The tender process is the same for both systems. Only manufacturers of generic medications are invited. There are two stages to the process; suppliers must satisfy the technical tender before their financial bid is considered. The technical tender includes the following criteria: a minimum market standing of three years, an annual turnover over Rs 10 crore (approximately US $1.7 million), an appropriate manufacturing license, no previous black-listing. A factory inspection is also conducted in order to ensure good manufacturing practice. The rate contract is valid for one year unless specifically extended and approved suppliers are required to supply medications within 30 days of receiving an order. In addition quality is maintained by the requirement for manufacturers to submit a Test Analysis report and further testing of random and suspicious samples. If these conditions are not met, the government purchases the medications from the next level bidder, and any additional cost is recovered from the approved suppliers. Generally a minimum of 4 to 5 bids are received for each medication and Indian manufacturers are contracted.
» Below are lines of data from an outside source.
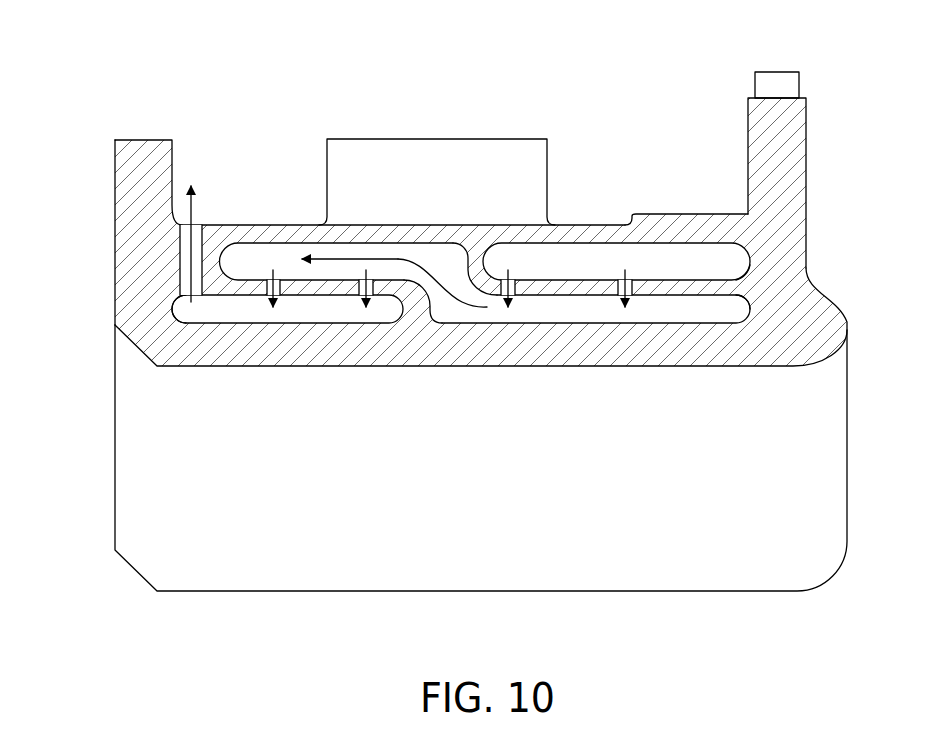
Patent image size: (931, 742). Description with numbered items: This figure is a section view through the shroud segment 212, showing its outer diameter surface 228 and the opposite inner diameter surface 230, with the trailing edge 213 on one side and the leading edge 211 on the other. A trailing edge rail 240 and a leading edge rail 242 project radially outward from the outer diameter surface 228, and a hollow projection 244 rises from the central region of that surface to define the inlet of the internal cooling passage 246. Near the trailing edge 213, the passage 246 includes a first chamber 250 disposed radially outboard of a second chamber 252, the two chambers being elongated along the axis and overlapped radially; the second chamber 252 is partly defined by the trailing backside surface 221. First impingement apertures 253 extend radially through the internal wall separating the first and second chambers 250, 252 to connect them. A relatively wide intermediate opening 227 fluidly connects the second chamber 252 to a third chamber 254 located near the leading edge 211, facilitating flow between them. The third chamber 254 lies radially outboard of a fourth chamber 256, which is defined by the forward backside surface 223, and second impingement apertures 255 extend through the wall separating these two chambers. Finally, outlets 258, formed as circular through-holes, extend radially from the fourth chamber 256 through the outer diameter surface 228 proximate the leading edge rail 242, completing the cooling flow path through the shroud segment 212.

The shroud segment 212 is at (217, 121).
The leading edge 211 is at (117, 230).
The trailing edge 213 is at (807, 170).
The leading edge rail 242 is at (117, 152).
The trailing edge rail 240 is at (798, 133).
The projection 244 is at (548, 165).
The internal cooling passage 246 is at (648, 250).
The outer diameter surface 228 is at (248, 224).
The intermediate opening 227 is at (468, 275).
The third chamber 254 is at (280, 243).
The first chamber 250 is at (760, 262).
The first impingement apertures 253 is at (516, 288).
The second impingement apertures 255 is at (282, 290).
The second chamber 252 is at (752, 302).
The trailing backside surface 221 is at (667, 317).
The forward backside surface 223 is at (338, 317).
The fourth chamber 256 is at (170, 313).
The outlets 258 is at (204, 230).
The inner diameter surface 230 is at (474, 367).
At BIMHAS, the state mental health hospital, the medicines budget and the procurement process are currently separate to that in government hospitals, although medications are procured by the standardised process of inviting tenders. Purchases are then made every 3-6 months.

Due to the size of the organisation and the lack of a license to purchase wholesale, the NGO, NBJK procure medications by comparing quotes from three pharmacies in Jharkhand, where the organisation is based. A stock list is maintained and purchasing decisions are made monthly by a core committee based on stock levels.

Distribution

A standard procedure is employed for all government facilities. At present the distribution channel is privatised. Medications are transported from the manufacturer to a distributer within the state and then to a wholesaler. The medications are distributed to specific facilities from the wholesaler. Under the new system, the government have purchased three regional warehouses where medications will be stored, and are in the process of setting up a transportation system. A government official acknowledged that flooding caused a challenge to distribution but generally the government would anticipate the season and procure additional medications.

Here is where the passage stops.